Based on the trend in trade payments, slower payment is observed in recent months for industries such as retail, agriculture as well as information, communication and technology (ICT); for hospitality as well as food and beverage, payment days increased over May to July but improved in August, said Experian Information Services CEO Dawn Lai.

Eakon group, which has 100 staff and has to repay over RM100,000 per month, is hoping for a loan deferment instead of rescheduling.

“In rescheduling, the installment may be reduced and extended over a longer period but deferment for another six months or more, will be more helpful, ’’ said Eakon group managing director Datuk Seri Ricky Yaw, who is servicing his repayment via an SRF of RM1mil.

With a loan of more than RM10mil, Yap is involved in contracting and maintenance of air-conditioning, and runs an academy for vocational training.

Specialising in tourist and souvenir-related products, Aesos Lai, winner of the Star Outstanding Business Award in 2018 and 2019, hopes for immediate trial vaccines to be administered.

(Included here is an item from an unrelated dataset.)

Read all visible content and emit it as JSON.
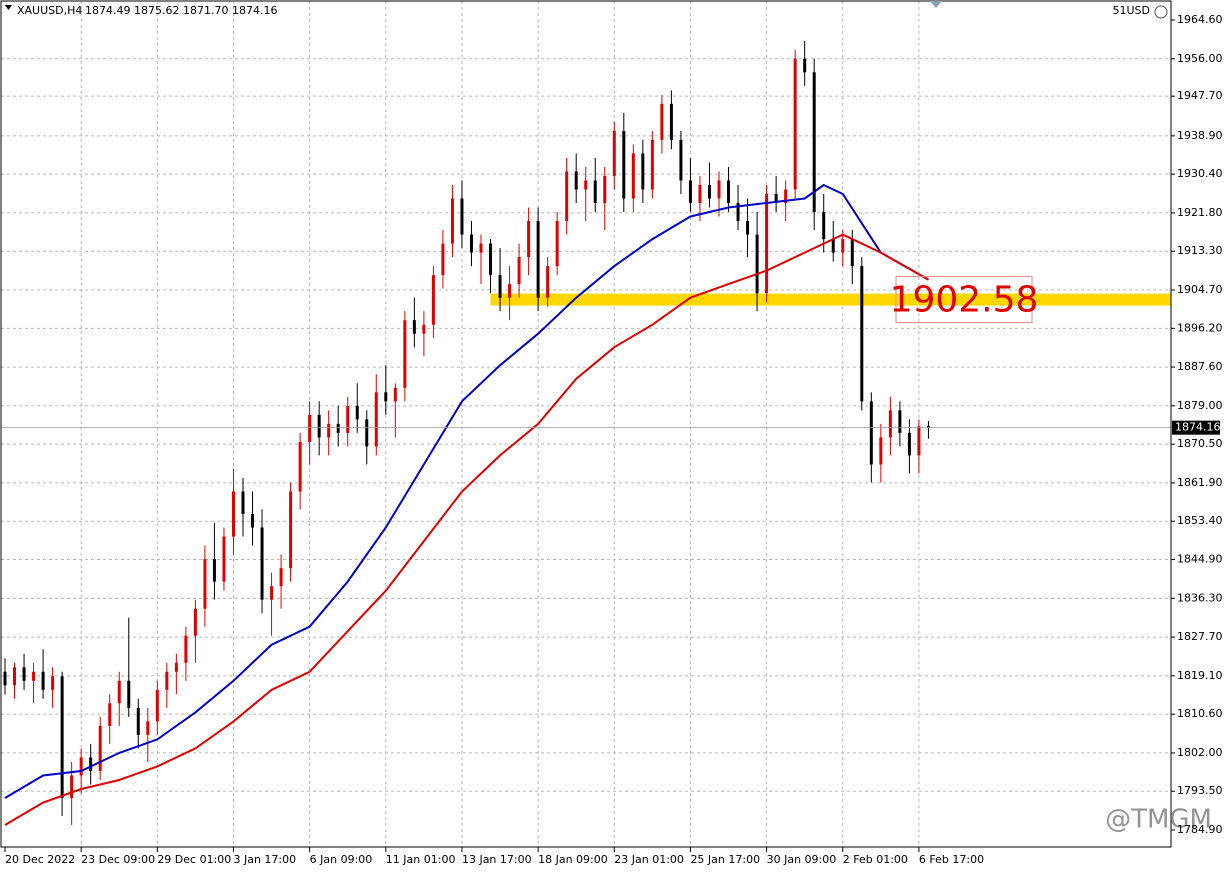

“Tourists especially from China are the big spenders and we should prepare for borders to be re-opened, with stringent controls and possibly in phases, to those from ‘green countries’ like China, Vietnam, Singapore and Thailand, ” said Lai.

The incentive for such “baby steps” in re-opening to tourists are greatest for tourist-dependent countries like Thailand, and to a smaller extent, Malaysia.

With a small domestic market, it is tourist money that will boost retail spending in Malaysia; the effectiveness and efficiency of enforcement is of prime concern.

While trying to lure back tourists, airfares may not be affordable anymore as their capacities have been slashed.

SMEs have to innovate their business models, invest in manpower skills, enhance productivity and business efficiency through ICT, said Socio Economic Research Centre executive director Lee Heng Guie.

According to the survey by SME Malaysia, 57% of SMEs and micro SMEs have not embarked on the digital journey.

With regards to their strategies to survive the post Recovery Movement Control Order period, only 26% said they would go digital or embark on e-commerce.

About 40% said they required grants for business transformation.

SME Malaysia is working with Malaysia Digital Economy Corp to obtain funds for digitalisation based on the solutions required. The talks, which started two months ago, would hopefully have some concrete results soon, said Kang; with the current surge in Covid-19 cases, more SMEs could be in a dire situation.

In a study conducted by SME Corp and Huawei Technologies in 2018, it was found that of the 2,033 SMEs surveyed, many had merely added computers to modernise their businesses.

The main challenges in getting SMEs to digitalise involve enhancing their awareness of its benefits, equipping them with the know-how and skill sets as well as supporting them during their digital transformation.

“SMEs need to really take the new normal on board as understandably, most are only concerned about the business. This has to change, ’’ said professional services firm Tricor Malaysia chairman Dr Veerinderjit Singh.

While many stop gap measures can be drawn up, any recovery would be still be at the mercy of the coronavirus spreading around further.

Yap Leng Kuen is former editor of StarBiz. The views expressed here are the writer’s own.